A sudden step change in extruded width should not always be used to adjust tension.  This sort of sudden excess error may indicate foreign material caught in the die, a defective temperature control, or other problems that will affect the extrusion profile.  By understanding when there is likely to be a problem, the extrusion can be checked and the problem cleared long before the product reaches the quality assurance checkpoint at the end of the process.

In my recent venture out for a service call, I discovered that many of our faithful customers are unaware of recent developments in our measurement and control technology. A prime example is one of our original customers who is controlling his accumulator loop with one of our Loop Control Processing Units (LCPU) and a 10X-HD40 sensor. We had encountered a problem with a very long analog line back to the PLC that controlled the drive system for the line. The problem was quickly solved and then I began to ask some questions.

Why were they not guiding the line with Scan-A-Line? Had they ever tried to measure strip width on this line? Could there be any cost savings for using either of these applications here.?

As it turns out, the material they were pickling was a rather heavy gage material with very wavy edges. For any guide system to work, it needed to be independent of the strip pass line because of the constantly changing vertical edge positions. When I asked about using our PLI (Pass Line Independent) technology, they were totally unaware of this development.

What is Scan-A-Line’s PLI all about? As the name suggests, PLI enables edge position and width measurements that are independent of the vertical position of the strip. Our Measurement Processing Unit is using a formula from geometry to calculate the intersection of two lines of sight from two separate receivers. Because the positions for each of the receivers, and the positions along the Scan-A-Line LED array are both known, it is possible to find the view line intercepts to calculate the vertical and horizontal position of an edge. This enables a Scan-A-Line system to compensate for changes in pass line of an edge while accurately determining its “X” position across the line. This has implications for Edge and Center Guiding as well as Width Measurement of strips with poor edge shape or a constantly changing pass line.

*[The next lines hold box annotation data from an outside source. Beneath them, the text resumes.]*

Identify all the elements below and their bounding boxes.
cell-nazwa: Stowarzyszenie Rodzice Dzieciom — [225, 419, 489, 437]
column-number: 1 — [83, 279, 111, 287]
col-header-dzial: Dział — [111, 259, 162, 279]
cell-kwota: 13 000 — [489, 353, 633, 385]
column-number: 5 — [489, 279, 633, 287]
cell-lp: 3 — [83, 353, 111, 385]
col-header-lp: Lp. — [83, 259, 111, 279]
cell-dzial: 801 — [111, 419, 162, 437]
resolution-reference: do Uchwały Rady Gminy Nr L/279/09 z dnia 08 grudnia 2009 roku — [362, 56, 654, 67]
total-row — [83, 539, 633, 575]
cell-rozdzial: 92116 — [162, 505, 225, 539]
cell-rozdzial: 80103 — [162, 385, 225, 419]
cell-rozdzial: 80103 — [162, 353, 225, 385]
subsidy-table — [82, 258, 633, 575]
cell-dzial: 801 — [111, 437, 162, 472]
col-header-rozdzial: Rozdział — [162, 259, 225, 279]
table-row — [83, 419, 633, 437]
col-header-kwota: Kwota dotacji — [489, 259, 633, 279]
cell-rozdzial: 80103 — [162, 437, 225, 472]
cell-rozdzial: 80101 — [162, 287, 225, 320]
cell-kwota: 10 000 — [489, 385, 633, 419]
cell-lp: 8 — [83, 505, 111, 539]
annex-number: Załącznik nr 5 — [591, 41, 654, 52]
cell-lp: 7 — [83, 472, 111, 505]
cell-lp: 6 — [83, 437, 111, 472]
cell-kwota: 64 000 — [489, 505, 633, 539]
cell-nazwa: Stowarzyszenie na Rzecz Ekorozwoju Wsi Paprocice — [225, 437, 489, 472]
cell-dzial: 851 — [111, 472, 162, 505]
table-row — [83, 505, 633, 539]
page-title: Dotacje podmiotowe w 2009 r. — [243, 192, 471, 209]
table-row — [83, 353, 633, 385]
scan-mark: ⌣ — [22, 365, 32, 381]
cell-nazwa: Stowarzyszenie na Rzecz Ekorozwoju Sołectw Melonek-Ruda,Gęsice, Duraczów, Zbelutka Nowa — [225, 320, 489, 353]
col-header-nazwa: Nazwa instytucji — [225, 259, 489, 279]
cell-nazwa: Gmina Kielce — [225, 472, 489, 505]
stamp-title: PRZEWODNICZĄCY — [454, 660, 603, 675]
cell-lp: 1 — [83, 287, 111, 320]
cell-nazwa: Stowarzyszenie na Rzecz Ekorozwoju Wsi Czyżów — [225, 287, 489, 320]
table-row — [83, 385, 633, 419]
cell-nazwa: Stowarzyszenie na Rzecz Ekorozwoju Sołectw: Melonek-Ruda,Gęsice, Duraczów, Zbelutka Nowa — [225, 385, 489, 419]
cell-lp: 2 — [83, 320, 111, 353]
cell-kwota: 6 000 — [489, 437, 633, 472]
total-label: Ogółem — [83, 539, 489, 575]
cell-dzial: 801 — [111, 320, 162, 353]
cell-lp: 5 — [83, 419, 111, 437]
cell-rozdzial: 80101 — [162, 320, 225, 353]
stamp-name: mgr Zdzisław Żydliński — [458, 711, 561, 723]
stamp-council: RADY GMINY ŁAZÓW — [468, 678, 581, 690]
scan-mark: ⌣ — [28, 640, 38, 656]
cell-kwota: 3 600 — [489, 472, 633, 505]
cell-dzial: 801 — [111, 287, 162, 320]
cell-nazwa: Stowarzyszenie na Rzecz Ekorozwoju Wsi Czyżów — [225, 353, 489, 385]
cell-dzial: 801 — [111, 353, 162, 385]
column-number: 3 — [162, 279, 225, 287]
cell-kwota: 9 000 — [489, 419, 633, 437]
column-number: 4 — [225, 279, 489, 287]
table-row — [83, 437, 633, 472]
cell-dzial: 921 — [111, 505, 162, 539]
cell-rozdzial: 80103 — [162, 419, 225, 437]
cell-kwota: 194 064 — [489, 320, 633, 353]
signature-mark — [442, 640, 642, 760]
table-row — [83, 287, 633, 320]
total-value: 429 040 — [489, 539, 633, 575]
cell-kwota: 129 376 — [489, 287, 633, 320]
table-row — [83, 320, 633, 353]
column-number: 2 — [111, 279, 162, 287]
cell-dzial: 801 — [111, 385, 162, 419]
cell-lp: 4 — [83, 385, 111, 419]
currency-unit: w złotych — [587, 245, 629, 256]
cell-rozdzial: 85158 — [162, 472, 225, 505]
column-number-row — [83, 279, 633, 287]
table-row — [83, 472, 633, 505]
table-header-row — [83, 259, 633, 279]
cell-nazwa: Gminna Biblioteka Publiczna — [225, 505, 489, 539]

Our original Pass Line Independent System required a special Scan-A-Line Emitter, with dual video processing circuitry. Although these systems worked very well, they were sometimes difficult to set up because of the LED balance as viewed from two different receivers. The receiver balance problem made them much more susceptible to troubles from misalignment and normal dirt buildup on the lenses.

Two years ago, we undertook a project to solve these problems and improve the PLI system performance. The project was called “The External BR” (binocular receiver) project. This led to two significant improvements to the Scan-A-Line PLI Systems, The first improvement was a method to permit a single video processing circuit to be used with both receivers in a time share arrangement. This makes it possible to use any standard Scan-A-Line Emitter for PLI service. The next improvement was in a program and circuit to permit separate storage of LED balance information for each of the receivers in the system. This improvement eliminated the problems with misalignment and stray lens contamination making the new External BR Systems as easy to install and operate as our original Scan-A-Line systems.

Rather than purchase a whole new sensor system to have PLI, it is now possible to have your existing 10XAS-series sensor upgraded to work as part of a PLI system. With the addition of a second receiver, cable, and a small external circuit to multiplex the receivers, we can turn your old Scan-A-Line sensor into the latest PLI system. The upgraded Emitter will still function as a single 10XAS-series sensor if ever needed as a spare.